Blanket Town

I Spent a cou­ple of Sum­mers work­ing here while in col­lege, and made good mon­ey — enough to live on through the rest of the year. Most of my imme­di­ate and extend­ed fam­i­ly worked here, either a lit­tle bit, or all of their lives. When it was good, it was great, but Amer­i­can fac­to­ries could not keep up with imports from coun­tries with much low­er costs of liv­ing (not to men­tion sweat shops and slave labor).
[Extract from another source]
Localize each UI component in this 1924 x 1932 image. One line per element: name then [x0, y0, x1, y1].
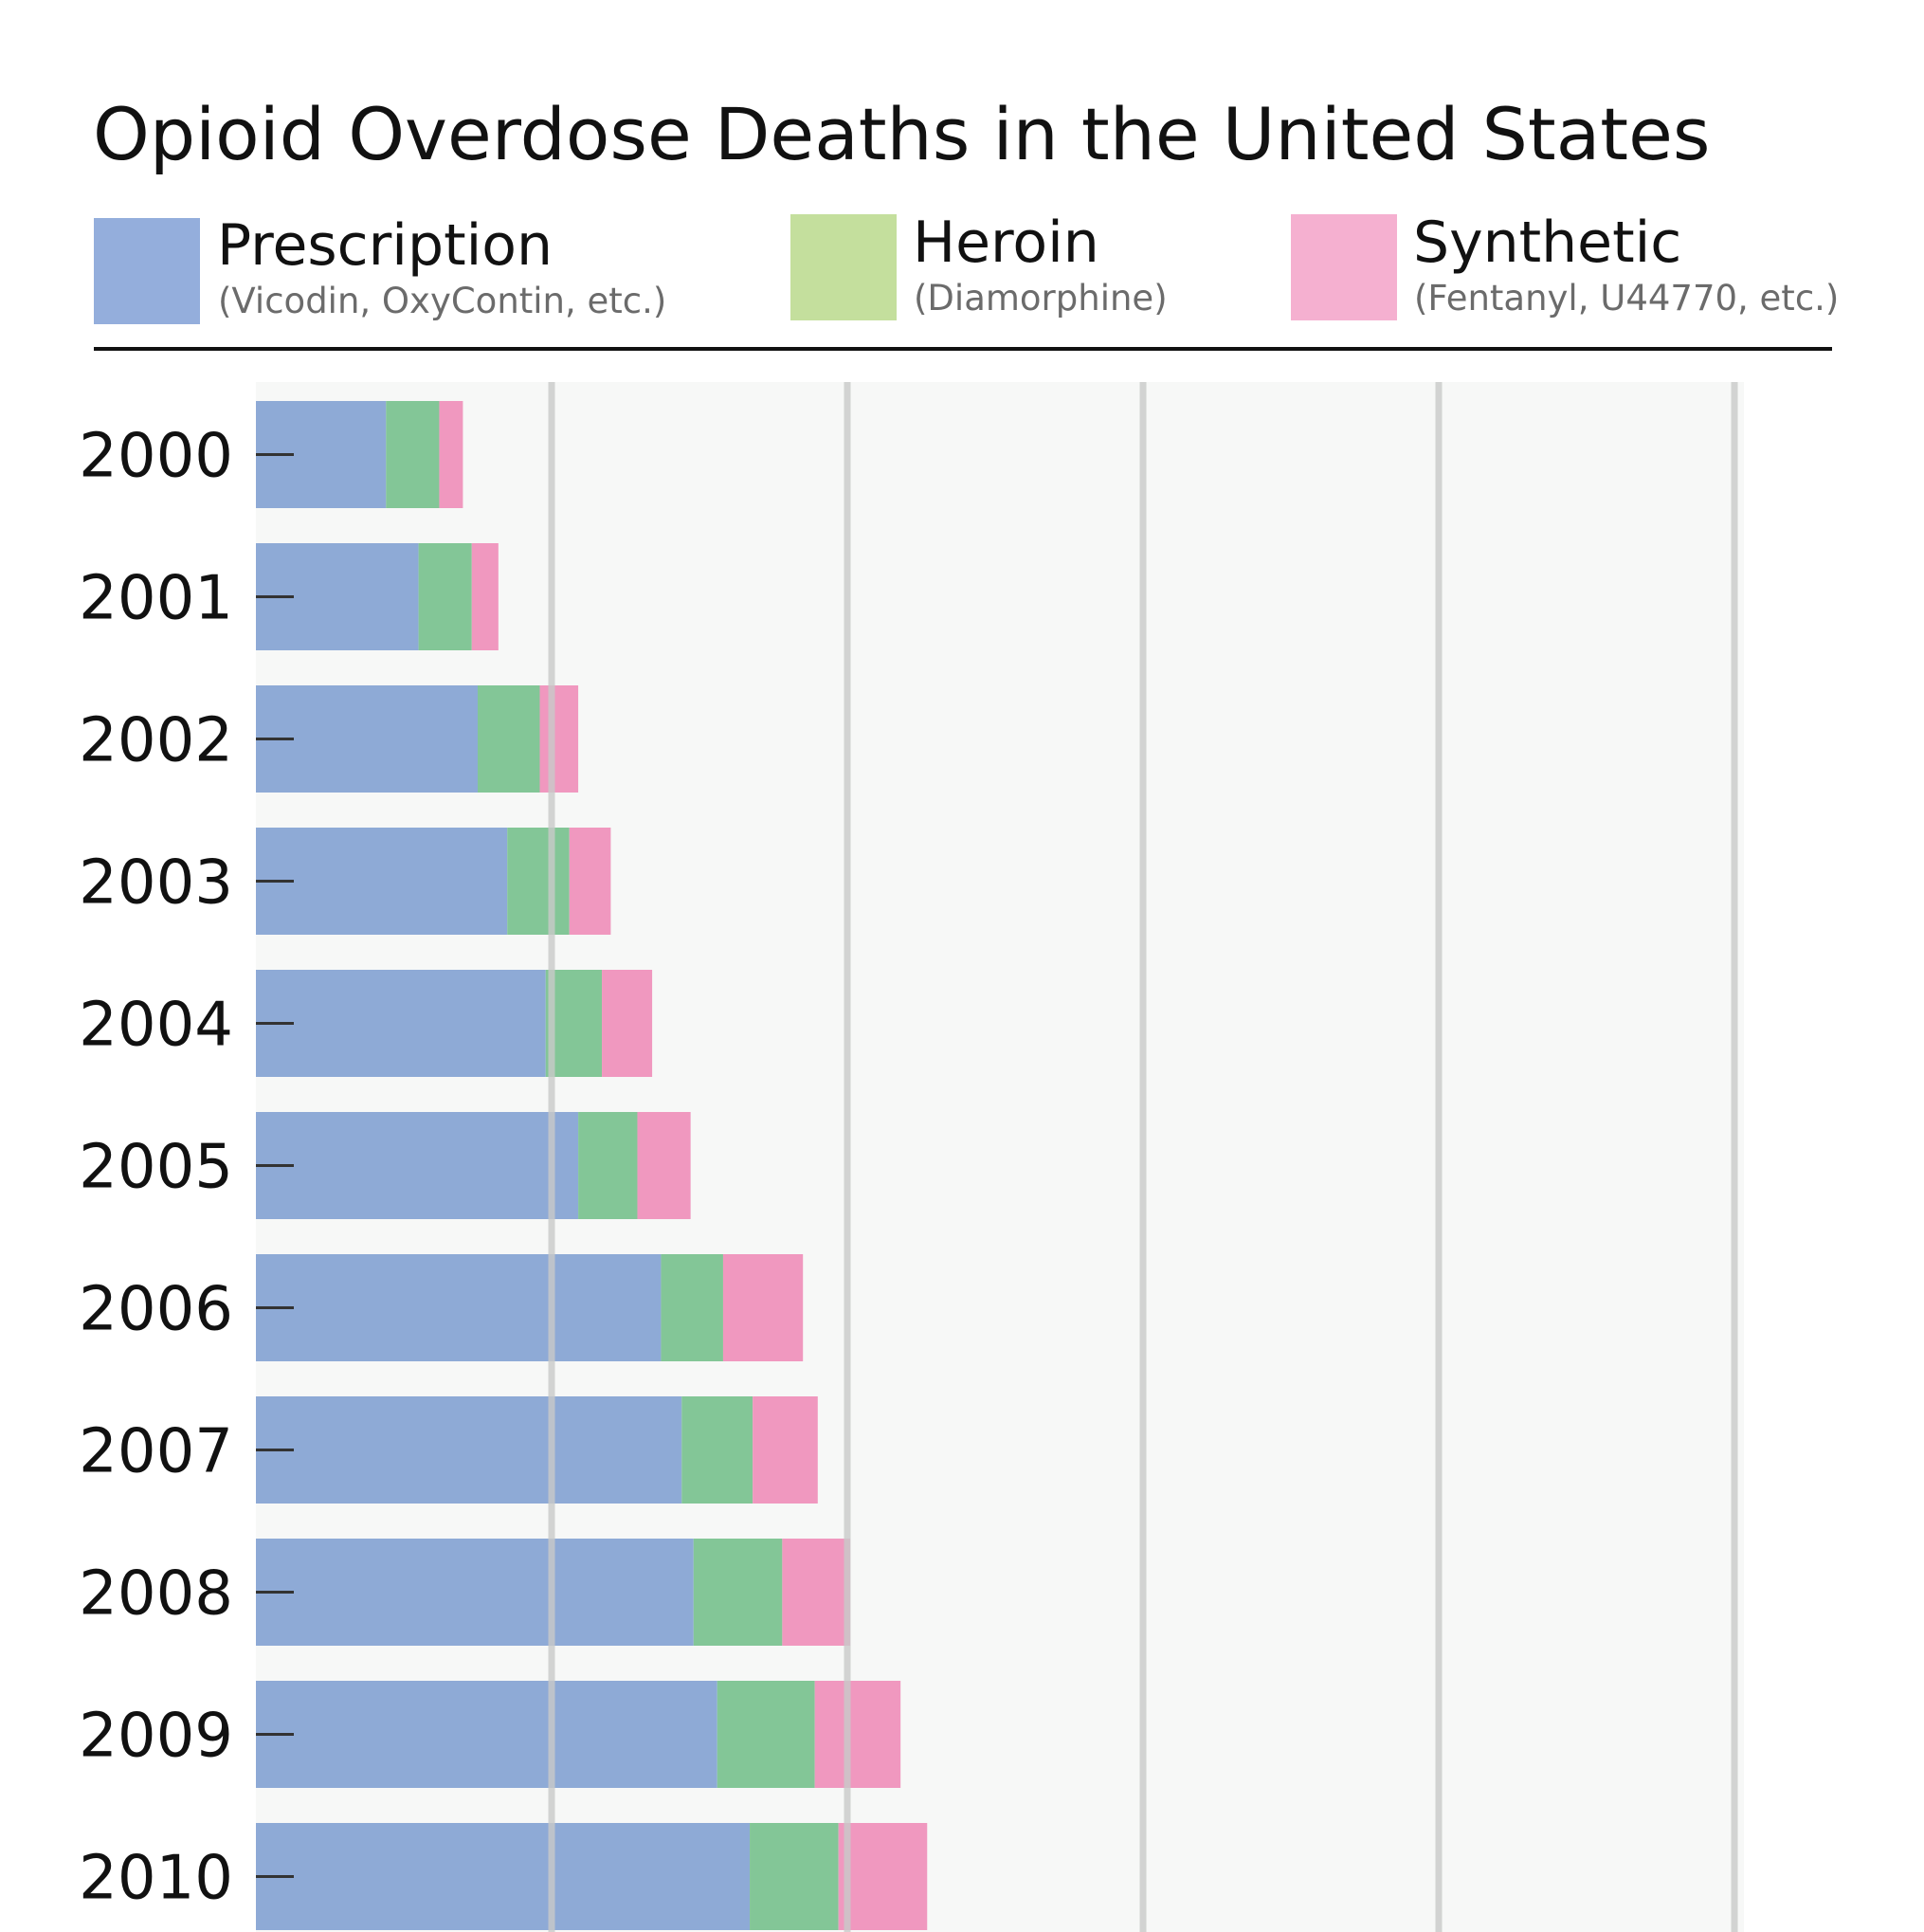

The work at Bea­con was hard, but it gave its employ­ees a good wage, and a way to raise them­selves and their chil­dren out of pover­ty after the World Wars and the Great Depres­sion. Peo­ple (like my grand­par­ents) left their homes and fam­i­ly farms for the promise of a bet­ter life (or just to help their par­ents). I can­not say I like some of what Bea­con did to Swan­nanoa, at least in ret­ro­spect, because its dom­i­nance kept the town from grow­ing into some­thing sus­tain­able and ulti­mate­ly killed it, but over­all Bea­con Blan­kets made things bet­ter for peo­ple through­out West­ern North Car­oli­na.

In the end, the com­pa­ny and its own­ers, the Owens fam­i­ly, are to be com­mend­ed.